Recent advances in Machine Learning and Artificial Intelligence have enabled progress to be made toward solving a range of difficult computational problems27. In this paper, we have introduced a powerful algorithmic paradigm for graph partitioning that we call Extremal Ensemble Learning (EEL). EEL is a form of Machine Learning. An EEL scheme creates an ensemble of partitions and then uses information within the ensemble to find new partitions that are used to update the ensemble using extremal criteria. Through the updating procedure, the ensemble learns how to form improved partitions, as it works toward a conclusion by achieving consensus among its member partitions about what the optimal partition is.

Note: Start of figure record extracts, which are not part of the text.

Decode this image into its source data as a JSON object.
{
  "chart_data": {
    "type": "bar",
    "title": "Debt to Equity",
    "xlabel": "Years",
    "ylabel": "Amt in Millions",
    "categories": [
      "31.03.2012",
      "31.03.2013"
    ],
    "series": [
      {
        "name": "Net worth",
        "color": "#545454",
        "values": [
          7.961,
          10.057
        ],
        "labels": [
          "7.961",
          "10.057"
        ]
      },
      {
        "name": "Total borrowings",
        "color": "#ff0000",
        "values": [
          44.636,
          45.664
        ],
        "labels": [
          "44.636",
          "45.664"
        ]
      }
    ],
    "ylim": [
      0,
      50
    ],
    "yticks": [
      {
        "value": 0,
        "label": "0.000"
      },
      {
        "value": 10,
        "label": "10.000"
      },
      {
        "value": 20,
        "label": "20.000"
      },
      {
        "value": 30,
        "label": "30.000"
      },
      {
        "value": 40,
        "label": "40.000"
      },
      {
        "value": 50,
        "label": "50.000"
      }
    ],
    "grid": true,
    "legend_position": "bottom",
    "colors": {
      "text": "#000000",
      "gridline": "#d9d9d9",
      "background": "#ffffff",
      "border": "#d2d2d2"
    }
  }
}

The particular EEL scheme we have introduced, Reduced Network Extremal Ensemble Learning (RenEEL), uses information in the ensemble of partitions to create a reduced network that can be efficiently analyzed to find a new partition with which to update the ensemble. We have used RenEEL to find the partition that maximizes the modularity of networks. This is a difficult, NP-hard computational problem5. We have shown that an algorithm using the RenEEL scheme outperforms all existing modularity maximizing algorithms when analyzing a variety of commonly studied benchmark networks. For those networks it finds partitions with the largest modularity ever discovered. For the larger benchmark networks, the partitions that we discovered are novel.

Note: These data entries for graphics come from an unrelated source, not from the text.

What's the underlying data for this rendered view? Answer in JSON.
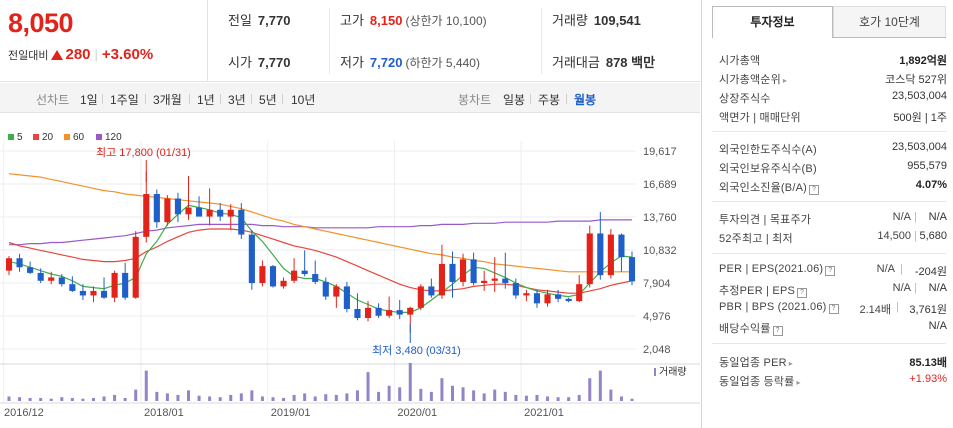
{
  "quote": {
    "price": "8,050",
    "change_label": "전일대비",
    "change_amount": "280",
    "change_pct": "+3.60%"
  },
  "stats": {
    "prev_label": "전일",
    "prev_value": "7,770",
    "high_label": "고가",
    "high_value": "8,150",
    "upper_limit": "(상한가 10,100)",
    "volume_label": "거래량",
    "volume_value": "109,541",
    "open_label": "시가",
    "open_value": "7,770",
    "low_label": "저가",
    "low_value": "7,720",
    "lower_limit": "(하한가 5,440)",
    "amount_label": "거래대금",
    "amount_value": "878 백만"
  },
  "range_bar": {
    "label": "선차트",
    "items": [
      "1일",
      "1주일",
      "3개월",
      "1년",
      "3년",
      "5년",
      "10년"
    ],
    "candle_label": "봉차트",
    "candle_items": [
      "일봉",
      "주봉",
      "월봉"
    ],
    "active_candle": "월봉"
  },
  "colors": {
    "up": "#e2231a",
    "down": "#1f5fc9",
    "ma5": "#3fae49",
    "ma20": "#e8453c",
    "ma60": "#f2922a",
    "ma120": "#9b59c6",
    "volume": "#9384c7"
  },
  "chart_data": {
    "type": "candlestick",
    "legend": [
      "5",
      "20",
      "60",
      "120"
    ],
    "y_ticks": [
      "19,617",
      "16,689",
      "13,760",
      "10,832",
      "7,904",
      "4,976",
      "2,048"
    ],
    "y_range": [
      2048,
      19617
    ],
    "x_ticks": [
      {
        "label": "2016/12",
        "index": 0
      },
      {
        "label": "2018/01",
        "index": 13
      },
      {
        "label": "2019/01",
        "index": 25
      },
      {
        "label": "2020/01",
        "index": 37
      },
      {
        "label": "2021/01",
        "index": 49
      }
    ],
    "high_annotation": "최고 17,800 (01/31)",
    "low_annotation": "최저 3,480 (03/31)",
    "high_index": 13,
    "low_index": 38,
    "candles": [
      [
        9000,
        10300,
        8600,
        10100
      ],
      [
        10100,
        10500,
        8900,
        9300
      ],
      [
        9300,
        9800,
        8700,
        8800
      ],
      [
        8800,
        9200,
        7900,
        8100
      ],
      [
        8100,
        8900,
        7800,
        8400
      ],
      [
        8400,
        8700,
        7600,
        7800
      ],
      [
        7800,
        8500,
        7100,
        7200
      ],
      [
        7200,
        7800,
        6400,
        6800
      ],
      [
        6800,
        7600,
        6200,
        7200
      ],
      [
        7200,
        8400,
        6500,
        6600
      ],
      [
        6600,
        9000,
        6200,
        8800
      ],
      [
        8800,
        9700,
        6400,
        6600
      ],
      [
        6600,
        12500,
        6500,
        12000
      ],
      [
        12000,
        17800,
        11500,
        15800
      ],
      [
        15800,
        16200,
        12800,
        13300
      ],
      [
        13300,
        15700,
        13000,
        15400
      ],
      [
        15400,
        15900,
        13300,
        14000
      ],
      [
        14000,
        17400,
        13500,
        14600
      ],
      [
        14600,
        15600,
        13800,
        13800
      ],
      [
        13800,
        16300,
        13000,
        14400
      ],
      [
        14400,
        15000,
        13400,
        13800
      ],
      [
        13800,
        14900,
        12600,
        14400
      ],
      [
        14400,
        15000,
        11800,
        12200
      ],
      [
        12200,
        12600,
        7300,
        7900
      ],
      [
        7900,
        9900,
        7600,
        9400
      ],
      [
        9400,
        9500,
        7500,
        7600
      ],
      [
        7600,
        8400,
        7400,
        8100
      ],
      [
        8100,
        10100,
        7900,
        9000
      ],
      [
        9000,
        10800,
        8500,
        8700
      ],
      [
        8700,
        9900,
        7800,
        8000
      ],
      [
        8000,
        8400,
        6400,
        6700
      ],
      [
        6700,
        7800,
        5700,
        7600
      ],
      [
        7600,
        8000,
        5300,
        5600
      ],
      [
        5600,
        7000,
        4600,
        4800
      ],
      [
        4800,
        6300,
        4500,
        5700
      ],
      [
        5700,
        6100,
        4800,
        5000
      ],
      [
        5000,
        6700,
        4800,
        5500
      ],
      [
        5500,
        6400,
        4700,
        5100
      ],
      [
        5100,
        5800,
        3480,
        5700
      ],
      [
        5700,
        7800,
        5500,
        7600
      ],
      [
        7600,
        8300,
        6600,
        6800
      ],
      [
        6800,
        11300,
        6500,
        9600
      ],
      [
        9600,
        10700,
        6600,
        8000
      ],
      [
        8000,
        10500,
        7600,
        10000
      ],
      [
        10000,
        10600,
        7700,
        7900
      ],
      [
        7900,
        9000,
        7200,
        8100
      ],
      [
        8100,
        10200,
        7100,
        8300
      ],
      [
        8300,
        10600,
        7400,
        7900
      ],
      [
        7900,
        8300,
        6500,
        6800
      ],
      [
        6800,
        7300,
        6300,
        7000
      ],
      [
        7000,
        7300,
        5700,
        6100
      ],
      [
        6100,
        7300,
        5800,
        6900
      ],
      [
        6900,
        7300,
        6200,
        6500
      ],
      [
        6500,
        6600,
        6200,
        6300
      ],
      [
        6300,
        8600,
        6200,
        7800
      ],
      [
        7800,
        13000,
        7500,
        12300
      ],
      [
        12300,
        14200,
        8200,
        8600
      ],
      [
        8600,
        12700,
        8300,
        12200
      ],
      [
        12200,
        12300,
        8900,
        10200
      ],
      [
        10200,
        10700,
        7700,
        8050
      ]
    ],
    "ma5": [
      9800,
      9600,
      9300,
      9000,
      8700,
      8500,
      8100,
      7600,
      7500,
      7400,
      7700,
      7900,
      8400,
      10500,
      11600,
      13100,
      14000,
      14800,
      14600,
      14400,
      14100,
      14000,
      13700,
      12500,
      11600,
      10400,
      9200,
      8500,
      8300,
      8300,
      8000,
      7600,
      7000,
      6400,
      6000,
      5600,
      5400,
      5300,
      5300,
      5700,
      6400,
      7100,
      7800,
      8600,
      9300,
      9200,
      8800,
      8400,
      7900,
      7500,
      7200,
      7000,
      6800,
      6700,
      6900,
      7900,
      8900,
      9700,
      10300,
      10200
    ],
    "ma20": [
      11500,
      11200,
      11000,
      10800,
      10600,
      10400,
      10200,
      10000,
      9900,
      9800,
      9800,
      9900,
      10100,
      10700,
      11100,
      11600,
      12000,
      12400,
      12600,
      12700,
      12700,
      12700,
      12600,
      12400,
      12100,
      11800,
      11500,
      11200,
      11000,
      10800,
      10500,
      10200,
      9800,
      9400,
      9000,
      8600,
      8200,
      7800,
      7500,
      7300,
      7200,
      7200,
      7300,
      7400,
      7600,
      7700,
      7800,
      7800,
      7700,
      7500,
      7300,
      7200,
      7100,
      7000,
      7000,
      7200,
      7400,
      7700,
      7900,
      8100
    ],
    "ma60": [
      17600,
      17500,
      17400,
      17300,
      17100,
      16900,
      16700,
      16500,
      16300,
      16100,
      16000,
      15800,
      15700,
      15600,
      15500,
      15400,
      15300,
      15200,
      15100,
      15000,
      14900,
      14700,
      14500,
      14200,
      13900,
      13600,
      13400,
      13100,
      12900,
      12700,
      12500,
      12300,
      12100,
      11900,
      11700,
      11500,
      11300,
      11100,
      10900,
      10700,
      10500,
      10400,
      10200,
      10100,
      9900,
      9800,
      9600,
      9500,
      9400,
      9300,
      9200,
      9100,
      9000,
      8900,
      8900,
      8900,
      8900,
      8900,
      8900,
      8900
    ],
    "ma120": [
      11300,
      11300,
      11400,
      11400,
      11500,
      11500,
      11600,
      11700,
      11800,
      11900,
      12000,
      12100,
      12300,
      12500,
      12600,
      12800,
      12900,
      13000,
      13100,
      13100,
      13100,
      13100,
      13100,
      13100,
      13000,
      13000,
      12900,
      12900,
      12900,
      12800,
      12800,
      12800,
      12800,
      12800,
      12800,
      12900,
      12900,
      12900,
      12900,
      13000,
      13000,
      13100,
      13100,
      13100,
      13200,
      13200,
      13200,
      13300,
      13300,
      13300,
      13300,
      13300,
      13400,
      13400,
      13400,
      13400,
      13500,
      13500,
      13500,
      13500
    ],
    "volume_label": "거래량",
    "volume": [
      6,
      5,
      4,
      4,
      3,
      5,
      4,
      3,
      4,
      6,
      8,
      4,
      15,
      40,
      12,
      10,
      8,
      14,
      7,
      6,
      5,
      8,
      10,
      14,
      6,
      5,
      4,
      8,
      10,
      6,
      9,
      8,
      10,
      14,
      38,
      12,
      20,
      18,
      50,
      16,
      12,
      30,
      20,
      18,
      14,
      10,
      15,
      12,
      8,
      7,
      8,
      6,
      5,
      5,
      8,
      30,
      40,
      15,
      6,
      3
    ]
  },
  "sidebar": {
    "tabs": [
      "투자정보",
      "호가 10단계"
    ],
    "rows1": [
      {
        "label": "시가총액",
        "value": "1,892억원"
      },
      {
        "label": "시가총액순위",
        "value": "코스닥 527위"
      },
      {
        "label": "상장주식수",
        "value": "23,503,004"
      },
      {
        "label": "액면가 | 매매단위",
        "value": "500원 | 1주"
      }
    ],
    "rows2": [
      {
        "label": "외국인한도주식수(A)",
        "value": "23,503,004"
      },
      {
        "label": "외국인보유주식수(B)",
        "value": "955,579"
      },
      {
        "label": "외국인소진율(B/A)",
        "value": "4.07%"
      }
    ],
    "rows3": [
      {
        "label": "투자의견 | 목표주가",
        "value1": "N/A",
        "value2": "N/A"
      },
      {
        "label": "52주최고 | 최저",
        "value1": "14,500",
        "value2": "5,680"
      }
    ],
    "rows4": [
      {
        "label": "PER | EPS(2021.06)",
        "value1": "N/A",
        "value2": "-204원"
      },
      {
        "label": "추정PER | EPS",
        "value1": "N/A",
        "value2": "N/A"
      },
      {
        "label": "PBR | BPS (2021.06)",
        "value1": "2.14배",
        "value2": "3,761원"
      },
      {
        "label": "배당수익률",
        "value": "N/A"
      }
    ],
    "rows5": [
      {
        "label": "동일업종 PER",
        "value": "85.13배"
      },
      {
        "label": "동일업종 등락률",
        "value": "+1.93%"
      }
    ]
  }
}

Although we have only demonstrated the effectiveness of our algorithm for the well-known problem of finding the network partition that maximizes modularity, the EEL paradigm and the RenEEL scheme can be used to solve other network partitioning problems. For example, the algorithm we used can be straightforwardly adapted to optimize other metrics such as modularity density28, or excess modularity density29. Work is underway to explore the effectiveness of RenEEL for solving those problems. Its potential effectiveness for finding the partition that maximizes excess modularity density may be especially important. Using excess modularity density largely mitigates the resolution limit problem in community detection by maximizing modularity30, making it a preferred metric for applications where the resolution limit is problematic, such as finding the community structure in gene regulatory networks31,32.

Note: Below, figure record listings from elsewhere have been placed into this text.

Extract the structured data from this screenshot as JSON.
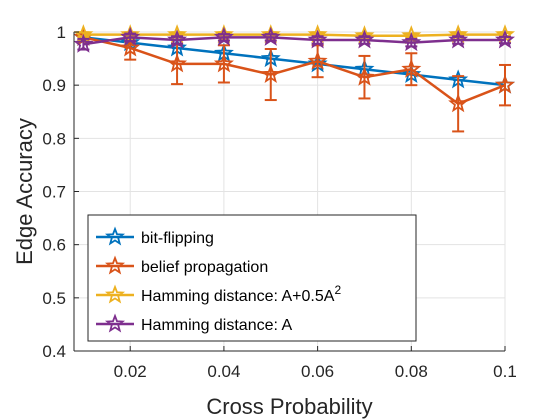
{
  "chart_data": {
    "type": "line",
    "xlabel": "Cross Probability",
    "ylabel": "Edge Accuracy",
    "xlim": [
      0.008,
      0.1
    ],
    "ylim": [
      0.4,
      1.0
    ],
    "x_ticks": [
      "0.02",
      "0.04",
      "0.06",
      "0.08",
      "0.1"
    ],
    "y_ticks": [
      "0.4",
      "0.5",
      "0.6",
      "0.7",
      "0.8",
      "0.9",
      "1"
    ],
    "grid": true,
    "legend_position": "bottom-left",
    "x": [
      0.01,
      0.02,
      0.03,
      0.04,
      0.05,
      0.06,
      0.07,
      0.08,
      0.09,
      0.1
    ],
    "series": [
      {
        "name": "bit-flipping",
        "color": "#0072BD",
        "values": [
          0.99,
          0.98,
          0.97,
          0.96,
          0.95,
          0.94,
          0.93,
          0.92,
          0.91,
          0.9
        ],
        "errors": [
          0,
          0,
          0,
          0,
          0,
          0,
          0,
          0,
          0,
          0
        ]
      },
      {
        "name": "belief propagation",
        "color": "#D95319",
        "values": [
          0.99,
          0.97,
          0.94,
          0.94,
          0.92,
          0.945,
          0.915,
          0.93,
          0.865,
          0.9
        ],
        "errors": [
          0.005,
          0.022,
          0.038,
          0.035,
          0.048,
          0.03,
          0.04,
          0.03,
          0.052,
          0.038
        ]
      },
      {
        "name": "Hamming distance: A+0.5A",
        "name_sup": "2",
        "color": "#EDB120",
        "values": [
          0.995,
          0.995,
          0.995,
          0.995,
          0.995,
          0.995,
          0.993,
          0.993,
          0.995,
          0.995
        ],
        "errors": [
          0.004,
          0.004,
          0.004,
          0.003,
          0.003,
          0.003,
          0.004,
          0.004,
          0.003,
          0.003
        ]
      },
      {
        "name": "Hamming distance: A",
        "color": "#7E2F8E",
        "values": [
          0.977,
          0.99,
          0.985,
          0.99,
          0.99,
          0.985,
          0.985,
          0.98,
          0.985,
          0.985
        ],
        "errors": [
          0.01,
          0.007,
          0.007,
          0.006,
          0.006,
          0.007,
          0.007,
          0.007,
          0.007,
          0.006
        ]
      }
    ]
  }
}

There is potential to improve upon our results using the RenEEL scheme. As previously discussed, any conventional algorithm can be used as the base algorithm of the scheme. There is also freedom to vary the size of the ensembles used in the scheme. Which base algorithm and what ensemble sizes are best to use depends on the network to be analyzed. Using a high quality base algorithm though, such as the Iterative Spectral Bisectioning, Tuning and Agglomeration algorithm12, is likely to yield more accurate results for many of the networks studied. There is also potential to improve the RenEEL scheme itself. For instance, currently, a naive ensemble analysis of partitions of the reduced network is used to find a new partition with which to update the ensemble. Another method, such as a recursive use of the RenEEL scheme, may yield better results. Also, currently, once the original ensemble of partitions is created, no new information is ever added to the system during the learning processes. It may be beneficial to occasionally use a new partition of the original network instead of the reduced network to update the ensemble. Work is in progress to explore if these ideas lead to improved results.

Finally, the principal reasons why the RenEEL scheme is both efficient and effective should be noted. Its efficiency stems from its use of an ensemble of partitions to form reduced networks. The smaller size of the reduced networks allows them to be partitioned much more quickly than the full network. Also, because the scheme is so effective, highly accurate results can be obtained even if a fast, but low quality, base algorithm is used. This allows significantly larger networks to be analyzed than what would otherwise be possible. The remarkable effectiveness of RenEEL, even relative to other Ensemble Learning schemes, is mainly due to its extremal updating of the ensemble of partitions. It is of course just one example of a scheme using the EEL paradigm. Its success, though, suggests that EEL is an algorithmic paradigm that will be useful for solving a variety of graph theoretic problems.